The problem manifests as crashes of the machine with a kernel (dmesg) or journalctl log entry with, among others, a line like this:
KVM: entry failed, hardware error 0x80000021
Normally there's also an assert error message logged from the QEMU process around the same time. Windows VMs are the most commonly affected in the user reports.
The affected models could not get pinpointed exactly, but it seems CPUs launched over 8 years ago are most likely triggering the issue. Note that there are known cases where updating to the latest available firmware (BIOS/EFI) and CPU microcode fixed the regression. Thus, before trying the workaround below, we recommend ensuring that you have the latest firmware
and CPU microcode installed.
Workaround: Disable tdp_mmu
The tdp_mmu kvm module option can be used to force disabling the usage of the two-dimensional paging (TDP) MMU.
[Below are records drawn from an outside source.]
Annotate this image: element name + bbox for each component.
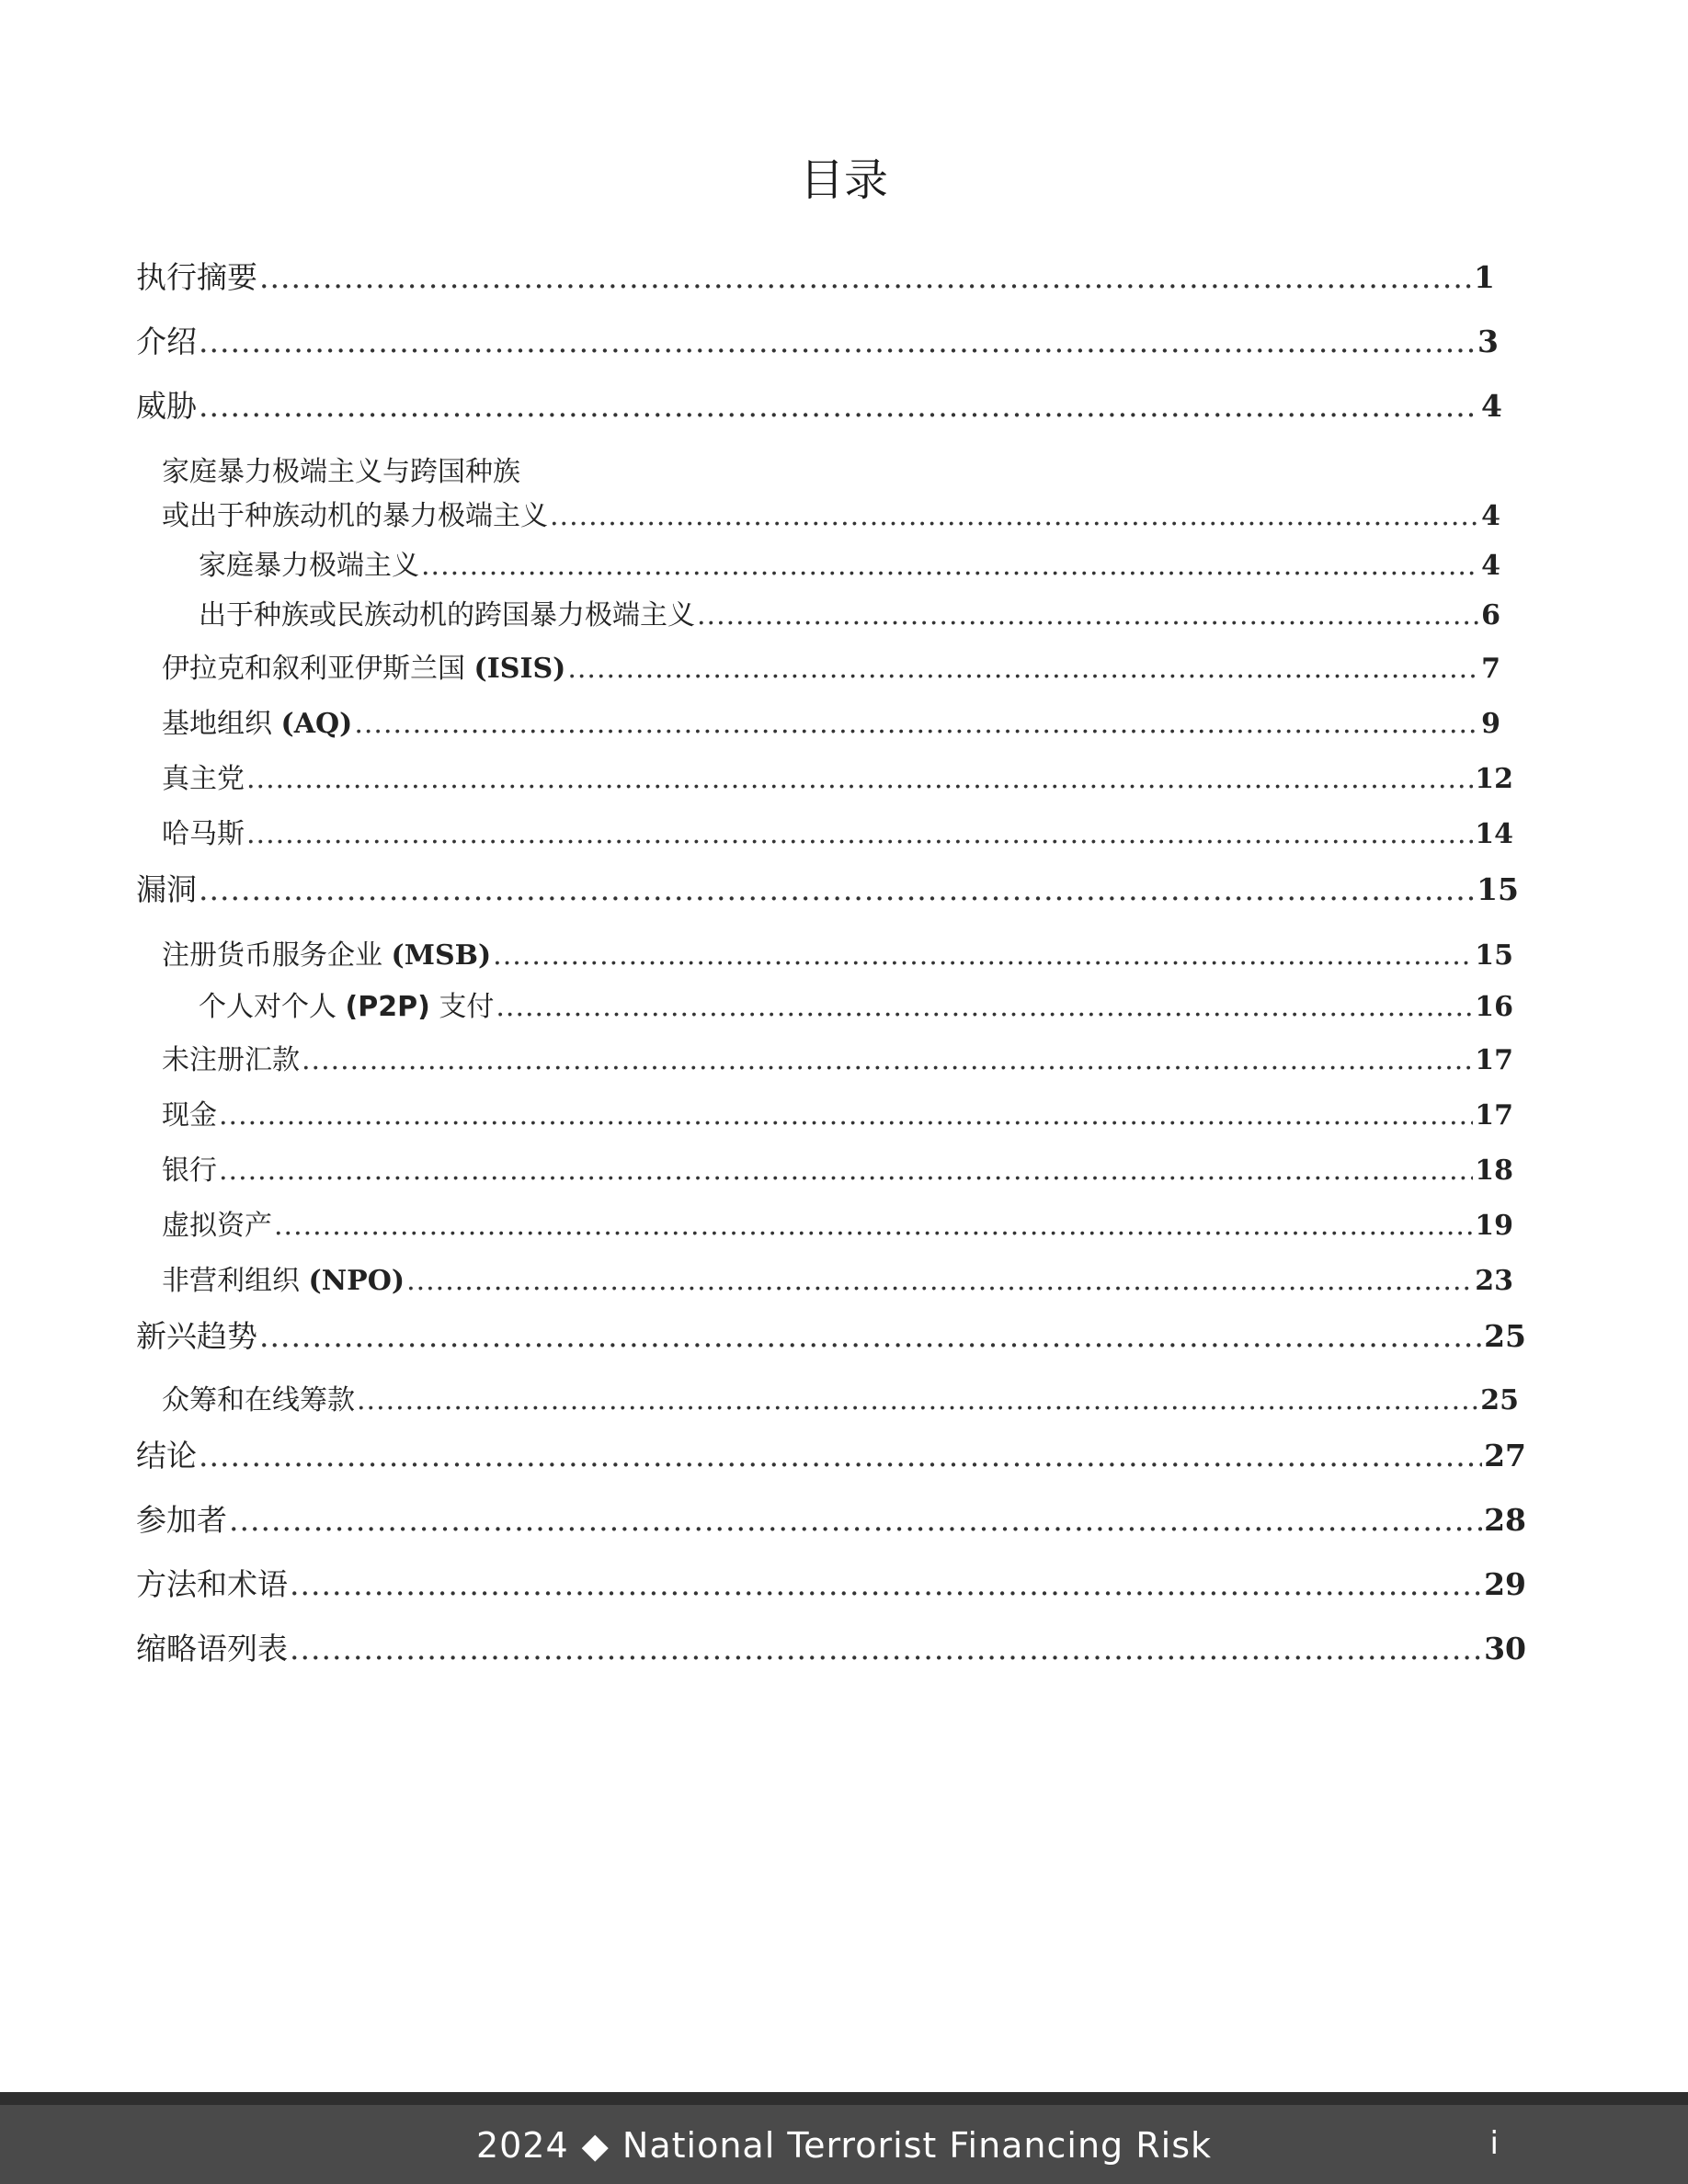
toc-entry-vulnerabilities[interactable]	[136, 866, 1519, 909]
dot-leader	[246, 763, 1473, 795]
toc-entry-crowdfunding[interactable]	[162, 1377, 1519, 1417]
toc-entry-label: 现金	[162, 1099, 217, 1132]
dot-leader	[290, 1566, 1482, 1602]
toc-page-number: 14	[1475, 818, 1513, 850]
toc-entry-label-abbrev: (AQ)	[280, 708, 353, 740]
toc-page-number: 30	[1484, 1631, 1526, 1666]
toc-entry-label-text: 伊拉克和叙利亚伊斯兰国	[162, 653, 465, 685]
toc-entry-al-qaeda[interactable]	[162, 700, 1500, 741]
dot-leader	[199, 324, 1476, 359]
toc-entry-banks[interactable]	[162, 1147, 1513, 1188]
dot-leader	[496, 991, 1473, 1023]
toc-entry-label	[162, 1257, 405, 1298]
toc-entry-virtual-assets[interactable]	[162, 1202, 1513, 1243]
dot-leader	[493, 939, 1473, 972]
dot-leader	[697, 599, 1479, 631]
toc-entry-label: 方法和术语	[136, 1566, 288, 1602]
toc-entry-hamas[interactable]	[162, 811, 1513, 851]
toc-entry-p2p-payments[interactable]	[199, 984, 1513, 1024]
diamond-icon: ◆	[581, 2125, 610, 2166]
dot-leader	[290, 1631, 1482, 1666]
dot-leader	[199, 1438, 1482, 1473]
toc-entry-cash[interactable]	[162, 1092, 1513, 1132]
footer-report-title: National Terrorist Financing Risk	[622, 2125, 1213, 2166]
toc-entry-label: 结论	[136, 1438, 197, 1473]
dot-leader	[354, 708, 1479, 740]
dot-leader	[302, 1044, 1473, 1076]
toc-entry-executive-summary[interactable]	[136, 254, 1495, 297]
toc-entry-label-abbrev: (NPO)	[308, 1265, 405, 1297]
dot-leader	[550, 500, 1479, 532]
toc-entry-label-suffix: 支付	[439, 991, 495, 1023]
toc-entry-label: 真主党	[162, 763, 245, 795]
toc-entry-label: 缩略语列表	[136, 1631, 288, 1666]
dot-leader	[246, 818, 1473, 850]
toc-entry-label: 漏洞	[136, 871, 197, 907]
dot-leader	[259, 259, 1472, 295]
toc-entry-label: 参加者	[136, 1502, 227, 1538]
toc-page-number: 6	[1481, 599, 1500, 631]
toc-page-number: 23	[1475, 1265, 1513, 1297]
toc-entry-label: 执行摘要	[136, 259, 257, 295]
dot-leader	[199, 871, 1475, 907]
toc-entry-label-text: 基地组织	[162, 708, 272, 740]
toc-entry-domestic-violent-extremism[interactable]	[199, 542, 1500, 583]
dot-leader	[219, 1155, 1473, 1187]
footer-title	[0, 2125, 1688, 2166]
toc-entry-domestic-and-transnational-extremism[interactable]	[162, 493, 1500, 533]
toc-page-number: 9	[1481, 708, 1500, 740]
toc-entry-methods-and-terms[interactable]	[136, 1561, 1526, 1604]
toc-entry-transnational-racially-motivated-extremism[interactable]	[199, 592, 1500, 632]
toc-entry-label-abbrev: (ISIS)	[473, 653, 566, 685]
toc-entry-npo[interactable]	[162, 1257, 1513, 1298]
dot-leader	[357, 1384, 1478, 1416]
toc-page-number: 16	[1475, 991, 1513, 1023]
toc-entry-threats[interactable]	[136, 382, 1502, 426]
page-footer	[0, 2092, 1688, 2184]
toc-entry-label-text: 个人对个人	[199, 991, 336, 1023]
toc-entry-label-line1: 家庭暴力极端主义与跨国种族	[162, 456, 520, 488]
toc-entry-label	[199, 984, 494, 1024]
toc-page-number: 19	[1475, 1210, 1513, 1242]
page-title: 目录	[799, 154, 888, 206]
toc-entry-label	[162, 700, 352, 741]
toc-entry-isis[interactable]	[162, 645, 1500, 686]
toc-entry-label: 虚拟资产	[162, 1210, 272, 1242]
toc-page-number: 15	[1475, 939, 1513, 972]
toc-entry-label: 新兴趋势	[136, 1318, 257, 1354]
toc-page-number: 17	[1475, 1044, 1513, 1076]
toc-entry-label-abbrev: (MSB)	[391, 939, 492, 972]
toc-page-number: 29	[1484, 1566, 1526, 1602]
toc-page-number: 3	[1477, 324, 1499, 359]
toc-entry-label: 或出于种族动机的暴力极端主义	[162, 500, 548, 532]
toc-page-number: 7	[1481, 653, 1500, 685]
toc-entry-label	[162, 645, 565, 686]
dot-leader	[259, 1318, 1482, 1354]
toc-entry-unregistered-remittance[interactable]	[162, 1037, 1513, 1077]
dot-leader	[567, 653, 1479, 685]
toc-entry-label: 银行	[162, 1155, 217, 1187]
toc-entry-label: 哈马斯	[162, 818, 245, 850]
dot-leader	[406, 1265, 1473, 1297]
toc-entry-conclusion[interactable]	[136, 1432, 1526, 1475]
toc-entry-participants[interactable]	[136, 1496, 1526, 1540]
toc-entry-msb[interactable]	[162, 932, 1513, 973]
dot-leader	[199, 388, 1479, 424]
toc-page-number: 27	[1484, 1438, 1526, 1473]
toc-entry-label-text: 注册货币服务企业	[162, 939, 382, 972]
dot-leader	[274, 1210, 1473, 1242]
toc-entry-introduction[interactable]	[136, 318, 1499, 361]
toc-entry-label: 出于种族或民族动机的跨国暴力极端主义	[199, 599, 695, 631]
toc-page-number: 4	[1481, 388, 1502, 424]
toc-page-number: 25	[1480, 1384, 1519, 1416]
toc-entry-label: 威胁	[136, 388, 197, 424]
toc-entry-acronyms[interactable]	[136, 1625, 1526, 1668]
toc-page-number: 4	[1481, 500, 1500, 532]
toc-page-number: 18	[1475, 1155, 1513, 1187]
toc-page-number: 17	[1475, 1099, 1513, 1132]
dot-leader	[421, 550, 1479, 582]
dot-leader	[229, 1502, 1482, 1538]
toc-page-number: 15	[1477, 871, 1519, 907]
toc-entry-label: 家庭暴力极端主义	[199, 550, 419, 582]
footer-page-number: i	[1489, 2125, 1499, 2162]
toc-entry-label: 众筹和在线筹款	[162, 1384, 355, 1416]
toc-page-number: 12	[1475, 763, 1513, 795]
footer-year: 2024	[475, 2125, 569, 2166]
toc-page-number: 1	[1474, 259, 1495, 295]
dot-leader	[219, 1099, 1473, 1132]
toc-entry-emerging-trends[interactable]	[136, 1313, 1526, 1356]
toc-page-number: 4	[1481, 550, 1500, 582]
toc-page-number: 28	[1484, 1502, 1526, 1538]
toc-entry-label-text: 非营利组织	[162, 1265, 300, 1297]
toc-entry-label-abbrev: (P2P)	[345, 991, 430, 1023]
toc-entry-label: 未注册汇款	[162, 1044, 300, 1076]
toc-entry-hizballah[interactable]	[162, 756, 1513, 796]
toc-entry-label: 介绍	[136, 324, 197, 359]
toc-page-number: 25	[1484, 1318, 1526, 1354]
toc-entry-label	[162, 932, 491, 973]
- You can either add that parameter to the PVE host's kernel command line as kvm.tdp_mmu=N, see this reference documentation section.
- Alternatively, set the module option using a modprobe config, for example:
echo "options kvm tdp_mmu=N" >/etc/modprobe.d/kvm-disable-tdp-mmu.conf
To finish applying the workaround,
always run update-initramfs -k all -u to update the initramfs for all kernels and
then reboot the Proxmox VE host.
You can confirm that the change is active by checking that the output ofcat /sys/module/kvm/parameters/tdp_mmu is N.